I left the following comment in response:
Thanks for this thoughtful response to my post. Our only real point of disagreement is the role of the Church in salvation. You believe the church is essential to salvation. I, on the other hand, do not.
Contrary to what you allege, this belief does not emanate from spite, but from the conviction that God would not arrange things in such a way as to make staying in the Church essential to salvation. And I say this as someone who still attends Mass regularly and whose son serves as an altar boy every Sunday.
We appear to agree on the importance of personal discernment within the RCC, but very few Catholics I know seem to understand the deeper implications of what this individual discernment within the RCC means and where it leads. A recent comment by Bruce Charlton provides some clarifying insight on the matter:
"Catholics such as yourself claim to be obedient to 'the church' yet everything you do shows that you personally are discerning, picking-and-choosing, within the RC church - even to the level of disobeying the Pope and obeying only a small, selected-by-you minority of Bishops and priests within the church.
This seems to be In Fact a very different way of behaving than a Catholic of 400, 200, 100 years ago. Indeed, I think it is impossible to be a Catholic in the old sense - probably because the RCC (top to bottom, everywhere) is so incoherent and changeable that traditional simple obedience is unattainable.
My point is that you (and all serious Roman Catholics in 2021) apparently Just Are discerning (picking-and-choosing), on personal grounds, all the time, within the RCC; and that this practice invalidates your 'timeless' arguments concerning the nature of the RCC and its place in the scheme of salvation."
Dr. Charlton's observations concerning discernment among Roman Catholics touches upon the larger issue of consciousness. Like it or not, Roman Catholics do not think about, understand, or relate to the Church in the same manner Roman Catholics did in the past. This in itself poses a serious challenge to the "timeless" concept of the Church being sole avenue to the way, the truth, and the life.

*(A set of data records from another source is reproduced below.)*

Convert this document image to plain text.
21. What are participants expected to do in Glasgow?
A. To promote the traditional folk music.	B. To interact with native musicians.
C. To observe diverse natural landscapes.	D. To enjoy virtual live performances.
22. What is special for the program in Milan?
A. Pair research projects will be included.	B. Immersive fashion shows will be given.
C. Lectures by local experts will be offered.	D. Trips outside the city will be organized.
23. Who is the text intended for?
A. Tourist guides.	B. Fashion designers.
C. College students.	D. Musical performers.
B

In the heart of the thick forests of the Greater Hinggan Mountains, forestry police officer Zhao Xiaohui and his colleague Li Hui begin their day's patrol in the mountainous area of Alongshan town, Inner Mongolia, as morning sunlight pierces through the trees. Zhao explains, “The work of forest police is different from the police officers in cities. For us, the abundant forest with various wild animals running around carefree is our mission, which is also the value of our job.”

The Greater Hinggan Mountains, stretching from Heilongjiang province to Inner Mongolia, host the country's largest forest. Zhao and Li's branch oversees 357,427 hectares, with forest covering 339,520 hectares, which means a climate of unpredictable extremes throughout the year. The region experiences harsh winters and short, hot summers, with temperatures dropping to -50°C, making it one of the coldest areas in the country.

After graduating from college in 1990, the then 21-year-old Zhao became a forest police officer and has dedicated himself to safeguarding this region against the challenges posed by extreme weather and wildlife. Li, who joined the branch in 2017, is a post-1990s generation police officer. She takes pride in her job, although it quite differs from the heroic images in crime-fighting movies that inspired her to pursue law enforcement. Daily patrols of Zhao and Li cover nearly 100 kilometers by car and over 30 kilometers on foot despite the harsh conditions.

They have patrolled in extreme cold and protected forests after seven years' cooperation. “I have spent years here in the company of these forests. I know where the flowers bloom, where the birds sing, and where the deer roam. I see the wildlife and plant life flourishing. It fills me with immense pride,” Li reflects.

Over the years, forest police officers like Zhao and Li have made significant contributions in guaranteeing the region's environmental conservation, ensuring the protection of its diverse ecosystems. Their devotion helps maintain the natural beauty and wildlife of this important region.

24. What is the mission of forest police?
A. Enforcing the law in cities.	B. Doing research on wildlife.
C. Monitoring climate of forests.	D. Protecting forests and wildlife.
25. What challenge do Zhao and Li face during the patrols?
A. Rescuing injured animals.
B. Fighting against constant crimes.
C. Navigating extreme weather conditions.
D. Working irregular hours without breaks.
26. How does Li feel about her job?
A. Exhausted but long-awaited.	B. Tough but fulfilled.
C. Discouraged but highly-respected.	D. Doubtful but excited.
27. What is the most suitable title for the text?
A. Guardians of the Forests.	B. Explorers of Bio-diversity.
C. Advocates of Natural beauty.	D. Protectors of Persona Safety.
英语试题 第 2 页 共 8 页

And this does not even address the concept of the anti-Church within the Church - that the RCC itself has changed decisively in the past century, which once again poses a serious challenge to the "timeless" arguments concerning the nature of the Church and its necessary role in salvation.
Like Ann, I believe Catholics can attain salvation through the Church, and I am confident Catholics like Ann can still achieve salvation with the Church.
Unlike Ann, I am convinced that salvation is also attainable outwith the Church. Moreover, that the increased level of personal discernment required to attain salvation within the Church is a testament to this reality.
And yes, I still believe that any Christian who blindly obeys church authority in this time and place is setting himself or herself up for trouble.